影響を受けているとかそういうレベルではなくて『俺は「悪魔のいけにえ」みたいな残虐ホラー映画が撮りたかったんだ!!』と言わんばかりの内容で、『オマージュ的なシーン』やら『どこかのホラー映画で見たようなシーン』のオンパレード。
いかにも『スラッシャーホラーあるある』な感じのシチュエーションや映像の連発で、なかなか楽しませてくれます。
ぶっちゃけて言ってしまえばどっかで見たようなパクリシーンの連続みたいな作品なのですが、決して不快な二番煎じではなくで『こういうのが好きでやってるんだなぁ』という空気がヒシヒシと伝わってくるのは良いですね。
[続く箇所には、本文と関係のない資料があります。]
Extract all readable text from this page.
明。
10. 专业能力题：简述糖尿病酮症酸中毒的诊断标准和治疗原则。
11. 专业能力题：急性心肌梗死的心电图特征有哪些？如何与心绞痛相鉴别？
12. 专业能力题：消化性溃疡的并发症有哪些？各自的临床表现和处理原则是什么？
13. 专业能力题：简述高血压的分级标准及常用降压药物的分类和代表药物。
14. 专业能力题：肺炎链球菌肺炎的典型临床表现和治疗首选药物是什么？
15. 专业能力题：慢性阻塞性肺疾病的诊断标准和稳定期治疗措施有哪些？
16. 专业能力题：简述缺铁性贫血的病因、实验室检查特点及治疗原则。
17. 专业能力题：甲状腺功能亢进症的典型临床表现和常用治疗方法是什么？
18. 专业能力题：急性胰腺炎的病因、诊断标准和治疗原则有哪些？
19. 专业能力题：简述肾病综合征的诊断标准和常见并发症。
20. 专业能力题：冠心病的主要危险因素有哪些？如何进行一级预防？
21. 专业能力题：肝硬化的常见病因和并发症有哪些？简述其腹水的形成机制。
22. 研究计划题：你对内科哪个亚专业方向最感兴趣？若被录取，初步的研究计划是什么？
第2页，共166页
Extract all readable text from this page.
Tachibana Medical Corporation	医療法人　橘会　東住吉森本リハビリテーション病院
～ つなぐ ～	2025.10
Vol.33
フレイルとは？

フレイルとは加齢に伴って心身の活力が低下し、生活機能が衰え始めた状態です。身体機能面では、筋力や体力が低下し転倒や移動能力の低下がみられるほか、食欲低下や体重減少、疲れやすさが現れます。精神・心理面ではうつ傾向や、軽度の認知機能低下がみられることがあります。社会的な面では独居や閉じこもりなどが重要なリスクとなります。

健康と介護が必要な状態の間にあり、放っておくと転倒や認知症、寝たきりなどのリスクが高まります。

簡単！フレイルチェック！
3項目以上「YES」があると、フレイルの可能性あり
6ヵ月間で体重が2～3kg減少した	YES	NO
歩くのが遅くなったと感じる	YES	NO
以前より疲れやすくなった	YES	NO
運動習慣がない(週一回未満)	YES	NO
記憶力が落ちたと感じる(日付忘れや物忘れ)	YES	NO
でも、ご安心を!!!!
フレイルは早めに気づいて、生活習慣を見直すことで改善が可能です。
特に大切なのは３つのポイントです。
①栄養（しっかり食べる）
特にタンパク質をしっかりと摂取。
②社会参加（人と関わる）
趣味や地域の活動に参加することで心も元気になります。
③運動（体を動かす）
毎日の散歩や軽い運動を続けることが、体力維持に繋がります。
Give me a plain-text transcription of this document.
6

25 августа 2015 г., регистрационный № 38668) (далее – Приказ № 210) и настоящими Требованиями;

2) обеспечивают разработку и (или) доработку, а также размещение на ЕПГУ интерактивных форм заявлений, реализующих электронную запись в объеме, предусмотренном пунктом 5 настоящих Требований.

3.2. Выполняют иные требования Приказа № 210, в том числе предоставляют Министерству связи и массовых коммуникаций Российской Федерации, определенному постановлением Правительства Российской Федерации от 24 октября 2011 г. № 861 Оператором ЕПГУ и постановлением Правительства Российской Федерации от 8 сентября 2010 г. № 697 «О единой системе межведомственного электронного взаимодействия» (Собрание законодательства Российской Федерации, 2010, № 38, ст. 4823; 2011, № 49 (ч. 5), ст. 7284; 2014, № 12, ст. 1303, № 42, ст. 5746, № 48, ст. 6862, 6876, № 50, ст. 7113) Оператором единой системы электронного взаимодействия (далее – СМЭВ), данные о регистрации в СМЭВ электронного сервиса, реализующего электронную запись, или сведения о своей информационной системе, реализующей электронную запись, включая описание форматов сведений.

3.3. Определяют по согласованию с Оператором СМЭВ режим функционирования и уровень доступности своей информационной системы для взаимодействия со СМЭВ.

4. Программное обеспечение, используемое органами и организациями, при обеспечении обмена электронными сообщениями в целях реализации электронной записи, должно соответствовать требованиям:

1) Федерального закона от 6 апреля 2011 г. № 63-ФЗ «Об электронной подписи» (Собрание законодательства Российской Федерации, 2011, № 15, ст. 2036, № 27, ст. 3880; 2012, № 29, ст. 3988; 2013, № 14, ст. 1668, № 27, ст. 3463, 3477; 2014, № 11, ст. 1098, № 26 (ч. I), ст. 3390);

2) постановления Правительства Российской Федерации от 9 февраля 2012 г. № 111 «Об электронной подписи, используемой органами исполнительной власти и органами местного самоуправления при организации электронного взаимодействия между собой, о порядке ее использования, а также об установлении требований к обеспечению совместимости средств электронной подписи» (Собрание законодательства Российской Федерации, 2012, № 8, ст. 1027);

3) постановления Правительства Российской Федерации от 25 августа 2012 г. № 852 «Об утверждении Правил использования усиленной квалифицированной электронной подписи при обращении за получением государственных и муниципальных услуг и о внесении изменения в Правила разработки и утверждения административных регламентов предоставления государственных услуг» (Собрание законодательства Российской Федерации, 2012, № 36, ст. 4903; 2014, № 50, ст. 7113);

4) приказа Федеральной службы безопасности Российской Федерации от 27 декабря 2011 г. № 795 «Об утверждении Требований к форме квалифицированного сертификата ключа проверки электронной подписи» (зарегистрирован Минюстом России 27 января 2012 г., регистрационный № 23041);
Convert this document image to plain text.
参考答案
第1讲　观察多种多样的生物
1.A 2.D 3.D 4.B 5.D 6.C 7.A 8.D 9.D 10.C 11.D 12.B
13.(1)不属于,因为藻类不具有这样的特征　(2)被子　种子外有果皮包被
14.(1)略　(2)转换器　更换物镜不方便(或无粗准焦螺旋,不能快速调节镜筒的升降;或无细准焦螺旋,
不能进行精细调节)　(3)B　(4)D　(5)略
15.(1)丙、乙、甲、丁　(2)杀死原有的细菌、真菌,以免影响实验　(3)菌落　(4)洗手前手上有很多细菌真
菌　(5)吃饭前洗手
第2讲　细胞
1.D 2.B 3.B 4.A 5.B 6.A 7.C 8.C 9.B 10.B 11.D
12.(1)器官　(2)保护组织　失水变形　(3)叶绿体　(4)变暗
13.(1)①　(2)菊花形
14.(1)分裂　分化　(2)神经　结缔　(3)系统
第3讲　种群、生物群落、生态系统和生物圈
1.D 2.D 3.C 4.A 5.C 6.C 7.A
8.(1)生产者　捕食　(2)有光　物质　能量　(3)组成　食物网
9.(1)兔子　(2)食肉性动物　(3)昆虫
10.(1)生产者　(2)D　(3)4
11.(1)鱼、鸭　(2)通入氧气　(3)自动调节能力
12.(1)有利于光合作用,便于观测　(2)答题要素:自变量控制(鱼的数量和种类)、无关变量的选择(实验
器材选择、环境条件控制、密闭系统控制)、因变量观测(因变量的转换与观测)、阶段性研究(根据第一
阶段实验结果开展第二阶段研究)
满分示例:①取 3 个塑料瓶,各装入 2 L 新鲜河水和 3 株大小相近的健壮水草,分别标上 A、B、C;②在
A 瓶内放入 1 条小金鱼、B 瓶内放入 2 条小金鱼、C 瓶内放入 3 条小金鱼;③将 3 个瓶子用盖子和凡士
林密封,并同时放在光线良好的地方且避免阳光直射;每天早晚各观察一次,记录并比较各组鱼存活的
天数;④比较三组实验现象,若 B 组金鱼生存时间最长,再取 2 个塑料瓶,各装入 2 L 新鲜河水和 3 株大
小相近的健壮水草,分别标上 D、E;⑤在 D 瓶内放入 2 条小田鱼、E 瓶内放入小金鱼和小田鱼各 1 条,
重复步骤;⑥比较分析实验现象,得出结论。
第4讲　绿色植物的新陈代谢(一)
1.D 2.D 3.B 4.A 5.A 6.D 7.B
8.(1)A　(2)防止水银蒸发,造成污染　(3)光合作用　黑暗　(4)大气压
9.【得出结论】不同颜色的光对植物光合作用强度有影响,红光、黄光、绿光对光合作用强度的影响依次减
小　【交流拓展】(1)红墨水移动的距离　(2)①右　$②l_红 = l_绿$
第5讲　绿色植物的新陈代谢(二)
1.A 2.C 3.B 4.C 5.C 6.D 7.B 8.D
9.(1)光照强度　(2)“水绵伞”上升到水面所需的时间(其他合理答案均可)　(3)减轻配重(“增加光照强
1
映画の中身の方はゴア成分がかなり強めな感じの作品で、基本的には残虐シーンの連続でストーリーなんかは二の次といった印象。
ただストーリーは無いなりにテンポは良くて、序盤はちょっと盛り上がりに欠けてダレる部分はあるものの、中盤以降は見せ場も多くて良い感じ盛り上がっていきます。
特に終盤の殺人鬼一家と犠牲者との死闘がメチャクチャえげつなくて、なんだか知らないけど被害者も殺人鬼も異様なぐらいにタフで、『いや、普通は死ぬだろ?』って言うような状況でも執拗にガチでフルボッコにしあう展開は、なかなかエグくて面白かったです。
やっぱ、ゴアホラーは『やり過ぎて逆に笑えるレベル』の残虐シーンや過激な描写が最大の見せ場ですなぁ。
その辺のところを『良く分かっている』感じがするのは、なかなか良い部分でした。
ただ惜しむらくは、殺人鬼がインパクトはあるんだけど、『館の女主人』以外はちょっと個性が薄かった気がします。
もうちょっと、キャラクターの『狂気』とかが上手く伝わるように改善されてればもっと良い作品になったと思うので、その辺は惜しいところでしょうか…
総評としましては、アジア系の作品としては珍しいタイプのスラッシャーホラーですが、その手のジャンルとしては割と良く出来た作品だと思います。
かなりエグい内容なので『ゴア系のホラー映画』とかが好きな人であればそこそこ楽しめると思うのですが、逆にそういうエグいノリが好きじゃなければちょっと見るのが辛い作品だと言えるでしょう。
『インドネシア製のホラー』というものにも興味があるのであれば、チェックしておいても良いでしょうし、そうでなくても、ゴア系の監禁ホラーとかが好きならばとりあえず観ておいても損は無いレベルの作品だと思いますよ。